Chenoweth: Nonviolent Uprisings Succeed Often

Writing for a recent issue of Sojourners, Erica Chenoweth, assistant professor of government, discusses how nonviolent uprisings, even in oppressive countries, succeed much more often that commonly thought. Chenoweth bases this assertion on exhaustive analysis of the success rates nonviolent uprisings versus armed uprisings from the early 1900s to present day.

Douglas J. Bennet ’59 Named to American Academy of Arts and Sciences

Former Wesleyan President Douglas J. Bennet '59.

Former Wesleyan President Douglas J. Bennet ’59 has been named a 2011 member of the American Academy of Arts and Sciences (AAAS).

As one of 212 new AAAS members, Bennet joins one of the world’s most prestigious honorary societies and leading centers for independent policy research.

“It is a privilege to honor these men and women for their extraordinary individual accomplishments,” said Leslie Berlowitz, Academy President and William T. Golden Chair. “The knowledge and expertise of our members give the Academy a unique capacity – and responsibility – to provide practical policy solutions to the pressing challenges of the day. We look forward to engaging our new members in this work.”

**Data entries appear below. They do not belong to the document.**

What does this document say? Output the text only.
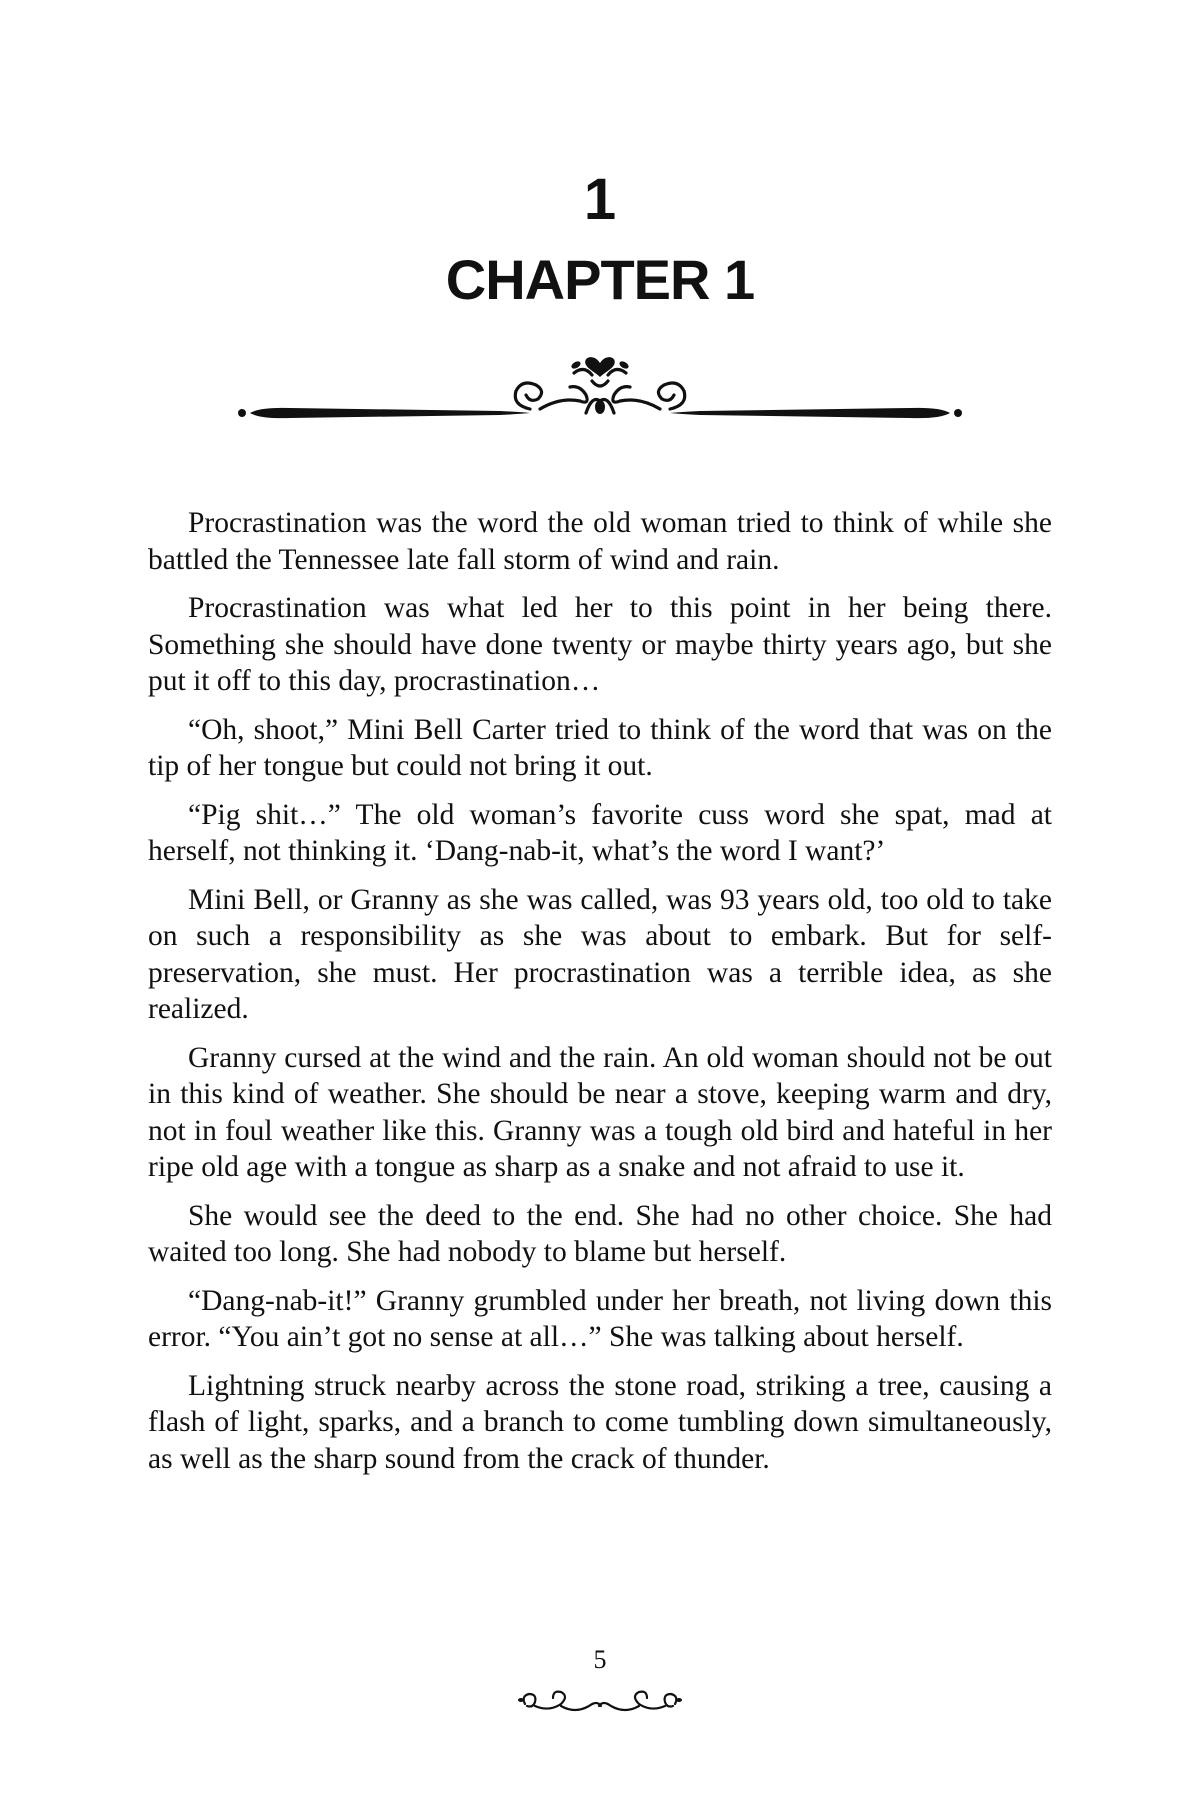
1
CHAPTER 1

Procrastination was the word the old woman tried to think of while she battled the Tennessee late fall storm of wind and rain.

Procrastination was what led her to this point in her being there. Something she should have done twenty or maybe thirty years ago, but she put it off to this day, procrastination…

“Oh, shoot,” Mini Bell Carter tried to think of the word that was on the tip of her tongue but could not bring it out.

“Pig shit…” The old woman’s favorite cuss word she spat, mad at herself, not thinking it. ‘Dang-nab-it, what’s the word I want?’

Mini Bell, or Granny as she was called, was 93 years old, too old to take on such a responsibility as she was about to embark. But for self-preservation, she must. Her procrastination was a terrible idea, as she realized.

Granny cursed at the wind and the rain. An old woman should not be out in this kind of weather. She should be near a stove, keeping warm and dry, not in foul weather like this. Granny was a tough old bird and hateful in her ripe old age with a tongue as sharp as a snake and not afraid to use it.

She would see the deed to the end. She had no other choice. She had waited too long. She had nobody to blame but herself.

“Dang-nab-it!” Granny grumbled under her breath, not living down this error. “You ain’t got no sense at all…” She was talking about herself.

Lightning struck nearby across the stone road, striking a tree, causing a flash of light, sparks, and a branch to come tumbling down simultaneously, as well as the sharp sound from the crack of thunder.

5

After earning a B.A. from Wesleyan, Bennet received a master’s degree from the University of California, Berkeley, and a Ph.D. in history from Harvard University. He is also the son of a Wesleyan alumnus and the father of two Wesleyan alumni.

Active in government service, Bennet was assistant secretary of state for international organization affairs when elected to the Wesleyan presidency. Prior to that he was the chief executive officer and president of National Public Radio (NPR) for ten years, during which the number of listeners tripled, the number of member stations doubled, and he raised enough funds so that NPR did not have to depend totally on federal money.

Prior to his years at NPR, he had been the assistant to the economic adviser for the Agency for International Development, special assistant to U.S. Ambassador to India Chester Bowles, assistant to Vice President Hubert H. Humphrey, assistant to Senators Thomas F. Eagleton and Abraham Ribicoff, assistant secretary for congressional relations in the State Department, and head of the Agency for International Development.

Bennet served as Wesleyan’s president from 1995 until 2007. While president he oversaw the $281 million Wesleyan Campaign, which enabled Wesleyan to add 20 new faculty positions, create 140 new scholarships, and established six endowed professorships. Bennet also presided over more than $200 million in construction and renovation projects on campus and the creation of the Green Street Arts Center in Middletown’s north end.

More information on the award and AAAS can be found here.

Reed Q and A Focuses on Works New and Old

The Hartford Courant profiled prolific author Kit Reed, resident writer, whose new book of short stories, What Wolves Know, has recently been published. Among other things, the article investigates Reed as a writer of “speculative fiction,” a description she thinks is apt. “What I deal in, I guess, is the plausible impossible, the very real present or near future in which things are just a ‘little bit’ different.” she says. “And, I’m afraid, things often go wrong.”